One of my jobs, aside from the sauces, was to check every time we heard the scrunch of tyres in the car park, that it wasn’t the jealous roofer hellbent on GBH. Whenever a car or a van arrived, Danny would go and find something to do in the cellar until I told him the coast was clear.
‘He told me about you and the builder …’ Justin said, looking at me expectantly.
‘Oh,’ I said, disappointed. I had hoped Danny would have praised me for my exceptional saucier abilities, not for dealing with some psychotic workman.
‘He said that you beat him up.’
I shook my head. ‘No, well, I reasoned with him.’

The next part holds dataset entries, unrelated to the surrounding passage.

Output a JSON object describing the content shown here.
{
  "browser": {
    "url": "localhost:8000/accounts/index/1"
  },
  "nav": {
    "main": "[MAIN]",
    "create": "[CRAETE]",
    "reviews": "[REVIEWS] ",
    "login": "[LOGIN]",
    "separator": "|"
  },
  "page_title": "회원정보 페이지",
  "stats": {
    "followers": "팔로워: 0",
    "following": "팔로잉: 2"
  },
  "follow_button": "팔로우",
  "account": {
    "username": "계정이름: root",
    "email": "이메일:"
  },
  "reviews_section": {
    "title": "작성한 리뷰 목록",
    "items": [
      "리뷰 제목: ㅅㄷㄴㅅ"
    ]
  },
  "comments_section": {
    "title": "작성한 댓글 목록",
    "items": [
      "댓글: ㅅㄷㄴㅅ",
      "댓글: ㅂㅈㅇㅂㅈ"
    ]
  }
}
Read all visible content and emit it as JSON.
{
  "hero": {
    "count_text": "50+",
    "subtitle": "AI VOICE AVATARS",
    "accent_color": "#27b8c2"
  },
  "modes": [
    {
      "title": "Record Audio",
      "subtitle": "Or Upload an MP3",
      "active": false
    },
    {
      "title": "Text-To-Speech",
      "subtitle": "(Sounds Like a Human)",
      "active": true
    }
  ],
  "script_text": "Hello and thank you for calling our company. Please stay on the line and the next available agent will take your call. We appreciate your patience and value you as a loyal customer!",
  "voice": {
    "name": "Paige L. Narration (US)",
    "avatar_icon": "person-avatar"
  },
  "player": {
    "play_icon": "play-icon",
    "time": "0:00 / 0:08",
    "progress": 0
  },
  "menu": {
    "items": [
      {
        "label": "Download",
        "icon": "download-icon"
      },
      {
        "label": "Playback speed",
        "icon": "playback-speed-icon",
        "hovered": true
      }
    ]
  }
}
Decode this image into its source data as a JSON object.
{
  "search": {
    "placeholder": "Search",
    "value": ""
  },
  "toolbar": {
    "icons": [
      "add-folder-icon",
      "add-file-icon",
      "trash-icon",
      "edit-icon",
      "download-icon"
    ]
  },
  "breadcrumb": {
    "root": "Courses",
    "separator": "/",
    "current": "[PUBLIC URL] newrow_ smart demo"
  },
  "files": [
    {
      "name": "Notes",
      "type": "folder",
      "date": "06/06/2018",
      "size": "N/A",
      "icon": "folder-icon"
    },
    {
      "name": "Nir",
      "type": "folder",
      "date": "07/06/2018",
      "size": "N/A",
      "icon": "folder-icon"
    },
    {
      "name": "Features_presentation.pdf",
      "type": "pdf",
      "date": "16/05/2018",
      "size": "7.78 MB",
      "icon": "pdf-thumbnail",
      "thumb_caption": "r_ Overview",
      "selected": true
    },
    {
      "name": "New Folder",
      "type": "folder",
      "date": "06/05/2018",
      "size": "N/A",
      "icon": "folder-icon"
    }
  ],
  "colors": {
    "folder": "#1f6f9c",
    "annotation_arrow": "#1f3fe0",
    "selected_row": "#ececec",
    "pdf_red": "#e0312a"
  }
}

I remembered the incident well. One day the builder had actually arrived. I was beginning to think that maybe he was a figment of Danny’s imagination.
I’d marched into the car park when I saw his van pulling in. Danny had shrieked, ‘It’s him, it’s him, I’m dead …’ and gone to hide. The builder was short, stocky, aggrieved, and wearing a plaid shirt. What is it with builders and plaid shirts?
‘I’m sorry,’ I had said politely, ‘this car park is reserved for staff.’
He ignored my parking advice.
‘Where’s the Scottish bastard!’ he demanded.
‘Hiding’ would have sounded disloyal. I told him he couldn’t go into the kitchen (a health and safety issue, I’d said) and to go away, and he took a swing at me.
I ducked the punch and, as I straightened up, I hit him with a solid left hook to his body and a right cross that snapped his head back. He was unconscious as he hit the ground. I was worried that I’d hit him too hard if truth be told. I thought I might have seriously injured him, but thankfully he came to almost immediately.